6 thoughts on “Exploring Our Digression”

    1. Yes, Cris that is it. Thank you for checking. Maybe it will have to wait til you get in the States again for you to watch it. Is the DVD format the same in Argentina and US? If I send a DVD to you could you watch it? Felipe.x

  1. Now, Dear Felipe,

    I loved this question Dana and you discussed while walking, and yours and Ronaldo’s thoughts.

    I had this thought a couple times: do we perform better when we are in these “brought-to-our-knees” situations or is it that those situations aren’t resolve by our usual skills and we need to appeal to the forgotten tool-box we count with but almost never go to? We are the same self, right? Definitely, in those situations, one of the options is to sit and cry, and the other is to go on living with dignity. How we do the second is the question… and once thing I read from Richard Rohr was that unless we are brought to these situations of powerlessness -which is never chosen voluntarily, always rather pushed on us-, we would never accept that we cannot continue performing in the same way we were doing before, and expect a resolution. This is why when we are brought to our knees, it is merely accepting we cannot do it, -for some of us, it means we cannot do it by ourselves, and there is where faith comes to play a role; but it also means to reach out to others, as we did in the Camino.
    As Ronaldo said, and I experienced myself, in the Camino it doesn’t matter “what” you are at home or the size of your bank account or your house, you still have to walk the same amount of km as everybody else, and that for me is the powerful thing, there is a very simple experience where life is fair to all of us, and whatever we are going through in our own body, soul, mind, heart, -you name it-, affects us equally, and the way to a resolution is a walking path, that we have to walk, cannot be skipped, and will bring blisters and tiredness to our selves, no matter the image we -or others- have of us “at home” (aka “our comfort zones”).

    Just my usual non-succinct 2 cents love,
    Cris

    1. Dear Non-Succint ~ thank you so much, a thing of beauty. I’m copying it over to today’s blogpost. More soon, Felipe.x

  2. Disclaimer: I have found that I don’t see the world like most ‘normal’ folks do.

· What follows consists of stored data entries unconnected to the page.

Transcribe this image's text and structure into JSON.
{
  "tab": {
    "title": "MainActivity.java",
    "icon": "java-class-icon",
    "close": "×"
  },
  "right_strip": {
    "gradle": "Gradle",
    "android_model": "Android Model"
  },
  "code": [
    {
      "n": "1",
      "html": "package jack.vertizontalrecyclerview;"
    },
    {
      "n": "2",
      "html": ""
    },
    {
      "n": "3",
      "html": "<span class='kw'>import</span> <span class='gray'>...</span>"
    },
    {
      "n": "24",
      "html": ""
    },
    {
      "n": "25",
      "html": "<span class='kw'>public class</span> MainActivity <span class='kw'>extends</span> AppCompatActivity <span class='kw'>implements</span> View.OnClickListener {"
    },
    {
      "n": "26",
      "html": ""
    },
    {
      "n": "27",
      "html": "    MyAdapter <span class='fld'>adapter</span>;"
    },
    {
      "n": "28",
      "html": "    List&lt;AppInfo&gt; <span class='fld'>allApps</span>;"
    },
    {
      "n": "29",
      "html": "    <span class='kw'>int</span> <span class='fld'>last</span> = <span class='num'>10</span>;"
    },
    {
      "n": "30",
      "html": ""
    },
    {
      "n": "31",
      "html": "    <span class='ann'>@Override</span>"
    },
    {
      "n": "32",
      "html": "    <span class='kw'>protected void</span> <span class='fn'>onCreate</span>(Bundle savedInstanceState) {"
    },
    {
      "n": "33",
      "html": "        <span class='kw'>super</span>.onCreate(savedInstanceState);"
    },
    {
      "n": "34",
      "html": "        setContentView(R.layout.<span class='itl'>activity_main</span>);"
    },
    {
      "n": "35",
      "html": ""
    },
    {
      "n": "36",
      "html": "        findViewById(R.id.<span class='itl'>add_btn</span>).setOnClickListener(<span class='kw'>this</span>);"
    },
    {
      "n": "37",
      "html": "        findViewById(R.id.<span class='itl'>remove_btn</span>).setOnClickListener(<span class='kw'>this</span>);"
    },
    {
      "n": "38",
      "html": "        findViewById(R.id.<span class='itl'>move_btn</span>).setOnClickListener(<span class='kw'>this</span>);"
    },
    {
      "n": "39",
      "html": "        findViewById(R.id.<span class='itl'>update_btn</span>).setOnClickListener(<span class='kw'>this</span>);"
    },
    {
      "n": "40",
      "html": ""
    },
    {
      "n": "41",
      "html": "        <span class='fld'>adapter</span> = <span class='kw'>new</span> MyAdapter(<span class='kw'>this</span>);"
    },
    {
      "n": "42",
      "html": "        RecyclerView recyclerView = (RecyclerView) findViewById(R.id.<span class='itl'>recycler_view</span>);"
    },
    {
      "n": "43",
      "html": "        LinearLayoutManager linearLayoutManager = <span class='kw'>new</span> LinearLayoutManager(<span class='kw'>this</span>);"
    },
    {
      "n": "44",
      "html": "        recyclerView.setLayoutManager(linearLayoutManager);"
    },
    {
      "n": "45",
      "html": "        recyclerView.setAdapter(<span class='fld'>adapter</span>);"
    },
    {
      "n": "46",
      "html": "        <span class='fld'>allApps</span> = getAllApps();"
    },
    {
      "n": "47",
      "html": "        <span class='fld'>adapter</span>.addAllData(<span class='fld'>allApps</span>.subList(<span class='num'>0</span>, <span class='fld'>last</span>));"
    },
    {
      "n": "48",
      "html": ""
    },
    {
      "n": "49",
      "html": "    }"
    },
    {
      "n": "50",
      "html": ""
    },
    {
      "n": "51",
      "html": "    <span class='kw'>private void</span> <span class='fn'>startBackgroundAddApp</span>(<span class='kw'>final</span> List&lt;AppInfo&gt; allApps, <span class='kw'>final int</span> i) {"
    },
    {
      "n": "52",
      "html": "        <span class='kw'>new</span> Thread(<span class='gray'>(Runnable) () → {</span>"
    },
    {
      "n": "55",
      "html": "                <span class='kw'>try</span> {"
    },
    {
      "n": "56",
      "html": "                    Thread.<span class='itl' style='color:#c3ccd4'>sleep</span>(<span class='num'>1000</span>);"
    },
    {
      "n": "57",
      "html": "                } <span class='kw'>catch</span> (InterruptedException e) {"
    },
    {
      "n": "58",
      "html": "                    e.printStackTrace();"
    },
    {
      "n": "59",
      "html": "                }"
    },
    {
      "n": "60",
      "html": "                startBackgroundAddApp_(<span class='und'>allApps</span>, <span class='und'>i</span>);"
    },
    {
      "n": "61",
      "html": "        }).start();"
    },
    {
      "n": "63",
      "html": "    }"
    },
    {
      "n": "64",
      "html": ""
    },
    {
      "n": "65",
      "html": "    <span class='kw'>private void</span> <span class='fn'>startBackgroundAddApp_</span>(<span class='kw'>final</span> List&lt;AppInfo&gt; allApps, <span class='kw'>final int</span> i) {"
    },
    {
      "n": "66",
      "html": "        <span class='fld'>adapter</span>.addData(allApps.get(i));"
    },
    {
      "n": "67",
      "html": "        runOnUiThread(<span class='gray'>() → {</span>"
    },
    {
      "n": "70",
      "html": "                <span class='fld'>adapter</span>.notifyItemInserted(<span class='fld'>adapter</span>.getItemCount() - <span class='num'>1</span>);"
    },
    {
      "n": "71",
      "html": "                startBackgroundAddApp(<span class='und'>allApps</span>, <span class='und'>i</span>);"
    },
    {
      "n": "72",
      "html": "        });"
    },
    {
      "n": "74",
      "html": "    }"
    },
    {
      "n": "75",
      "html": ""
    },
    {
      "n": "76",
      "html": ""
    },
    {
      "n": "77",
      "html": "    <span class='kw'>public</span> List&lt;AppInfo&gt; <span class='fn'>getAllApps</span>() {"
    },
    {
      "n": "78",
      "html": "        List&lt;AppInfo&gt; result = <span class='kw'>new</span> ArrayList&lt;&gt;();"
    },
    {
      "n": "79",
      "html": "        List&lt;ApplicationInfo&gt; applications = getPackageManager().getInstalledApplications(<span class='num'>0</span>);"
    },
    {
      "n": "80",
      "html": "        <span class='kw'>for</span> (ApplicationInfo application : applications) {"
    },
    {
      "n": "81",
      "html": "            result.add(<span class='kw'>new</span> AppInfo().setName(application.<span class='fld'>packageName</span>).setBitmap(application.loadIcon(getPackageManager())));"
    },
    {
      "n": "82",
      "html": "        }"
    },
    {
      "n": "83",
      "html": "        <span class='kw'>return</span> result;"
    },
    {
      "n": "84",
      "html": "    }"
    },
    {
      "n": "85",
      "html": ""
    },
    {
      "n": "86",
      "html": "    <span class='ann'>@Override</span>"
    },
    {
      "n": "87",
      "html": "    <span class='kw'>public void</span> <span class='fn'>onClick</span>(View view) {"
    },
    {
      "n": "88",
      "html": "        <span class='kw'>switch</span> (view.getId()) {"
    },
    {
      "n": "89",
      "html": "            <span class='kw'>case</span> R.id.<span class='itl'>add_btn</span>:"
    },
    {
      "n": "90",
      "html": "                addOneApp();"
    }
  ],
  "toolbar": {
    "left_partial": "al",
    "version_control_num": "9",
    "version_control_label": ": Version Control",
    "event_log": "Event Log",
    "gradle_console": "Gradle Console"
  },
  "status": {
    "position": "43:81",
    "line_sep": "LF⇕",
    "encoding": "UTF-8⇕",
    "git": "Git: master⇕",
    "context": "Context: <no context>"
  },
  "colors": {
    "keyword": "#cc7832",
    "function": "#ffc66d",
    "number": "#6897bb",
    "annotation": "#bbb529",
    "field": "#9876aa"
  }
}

    My distllation of the reasons that the ‘Camino provides’ includes these factors AND the additive magic when these things are playing in the same sandbox:

    Lack of competition between pilgrims (some may notice others are walking faster or farther each day, but after a few days that goes away.)

    Focus on commonality (sleeping in a room full of strangers, for example, breaks down age, gender, language, ethnicity, etc. and allows us to focus on sleeping, the common need.)

    Once the oxitocin starts flowing it becomes addictive to have love flow through you. It also masks pain, and for me causes my nose to run. Sometimes it migrates to my tear ducts too.

    Eating together is another layer that I need to write a book about. Don’t you want to go have a long meal with strangers? I bet you didn’t before you walked the Camino. There is a reason that The Last Supper was featured in God’s message to us instead of The Last Scrabble Game.

    What features of our journey made a difference for your understanding of the world?

    1. Ron,

      The congestive tear ducts was also something I experienced… I haven’t thought on the biochemical explanation despite my medical background, but it does make sense!
      And the dinner thing, yes please! write a book about it! I miss going out to dinner and end in a table with 5 or 11 others, and leave with my heart as full as my belly!